In 1906, soon after Albert Einstein announced his special theory of relativity, his former college teacher in mathematics, Hermann Minkowski, developed a new scheme for thinking about space and time:
Space-time does not evolve, it simply exists. When we examine a particular object from the stand point of its space-time representation, every particle is located along its world-line. This is a spaghetti-like line that stretches from the past to the future showing the spatial location of the particle at every instant in time.
This world-line exists as a complete object which may be sliced here and there so that you can see where the particle is located in space at a particular instant. Once you determine the complete world line of a particle from the forces acting upon it, you have ‘solved’ for its complete history.
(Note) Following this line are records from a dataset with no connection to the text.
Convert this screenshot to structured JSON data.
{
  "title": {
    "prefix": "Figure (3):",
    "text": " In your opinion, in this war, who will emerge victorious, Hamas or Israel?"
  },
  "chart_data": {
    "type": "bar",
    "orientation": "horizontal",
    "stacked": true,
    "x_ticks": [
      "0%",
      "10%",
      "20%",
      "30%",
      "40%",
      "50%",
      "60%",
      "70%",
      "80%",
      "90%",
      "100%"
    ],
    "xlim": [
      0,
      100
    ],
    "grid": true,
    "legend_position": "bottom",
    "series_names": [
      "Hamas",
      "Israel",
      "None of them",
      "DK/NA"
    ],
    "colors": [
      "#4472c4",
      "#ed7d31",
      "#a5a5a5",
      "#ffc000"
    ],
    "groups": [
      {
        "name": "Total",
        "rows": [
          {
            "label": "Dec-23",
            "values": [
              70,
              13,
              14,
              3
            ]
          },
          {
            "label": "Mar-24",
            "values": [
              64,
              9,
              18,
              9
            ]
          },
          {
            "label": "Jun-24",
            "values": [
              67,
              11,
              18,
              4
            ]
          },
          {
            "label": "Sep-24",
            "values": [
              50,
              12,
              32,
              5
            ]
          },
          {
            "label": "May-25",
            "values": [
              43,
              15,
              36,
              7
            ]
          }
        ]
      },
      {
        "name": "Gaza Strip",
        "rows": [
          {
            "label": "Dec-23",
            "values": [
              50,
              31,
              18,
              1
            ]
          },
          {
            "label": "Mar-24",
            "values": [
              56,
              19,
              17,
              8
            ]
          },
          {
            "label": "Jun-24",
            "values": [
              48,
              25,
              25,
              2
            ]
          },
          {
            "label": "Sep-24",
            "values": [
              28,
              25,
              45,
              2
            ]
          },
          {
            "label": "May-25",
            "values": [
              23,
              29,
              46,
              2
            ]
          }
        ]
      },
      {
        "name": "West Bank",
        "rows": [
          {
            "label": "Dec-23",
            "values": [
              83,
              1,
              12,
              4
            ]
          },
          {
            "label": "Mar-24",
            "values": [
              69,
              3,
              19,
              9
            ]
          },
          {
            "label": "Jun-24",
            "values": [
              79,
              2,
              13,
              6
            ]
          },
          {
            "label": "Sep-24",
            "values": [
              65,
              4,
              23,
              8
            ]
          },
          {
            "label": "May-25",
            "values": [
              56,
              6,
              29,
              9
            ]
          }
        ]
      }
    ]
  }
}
So I was wondering, as you do or maybe you don’t, what if we applied similar thinking to social objects? For example, is it possible to view a particular educational policy, or other, as a social object? Constructed by the relations between social groups such as policy makers, OFSTED, educational academics, leadership teams and classroom practitioners. What links the social groups to the policy is space and time.
Education ministers construct educational policy ideas in Whitehall. Aided, no doubt, by think tanks and special interest groups. The regulator (OFSTED) outlines what is required, of educational institutions. The educational institution recontextualises the object for practice and finally at the end of the policy world-line the classroom practitioner enacts the policy idea in the classroom. Same object but different groups working at different points in a spatio-temporal framework.
Consider feedback as an example. What are the conditions that optimise feedback? In an ideal world, academic educationalists would inform the debate, which would impact upon the formulation of policy. Institutions and classroom practitioners could engage in the discourse. The spatio-temporal relations of feedback would be constantly working to improve practice.
Sadly the “relations” of education could work a lot better. Policy making is ideological. Some might say quirky. Academic educationalists are written off as “the blob”. Practitioners are stereotyped as uncomprehending believers duped into a faux ideology called progressivism. The industry watchdog launches into thinly veiled propoganda campaigns to the effect that “it’s not us guv honest, it’s them (educational leaders) wot’s doing it”.
Educational policy makers often engage in, oft repeated, wafting discourse citing such things as “robust scientific evidence” to back up their points. As often as not the evidence is not robust and the points made highly contested. Making the complex “quirky” is good for sound bites but does not make for great education. It does not create the relations that ensure good policy ideas are enacted well in classroom practice.
Good quality “robust” debate, as opposed to endlessly re-iterated polemics, drives the education conversation forward.
The use of a physics metaphor does not mean this blog is about physics.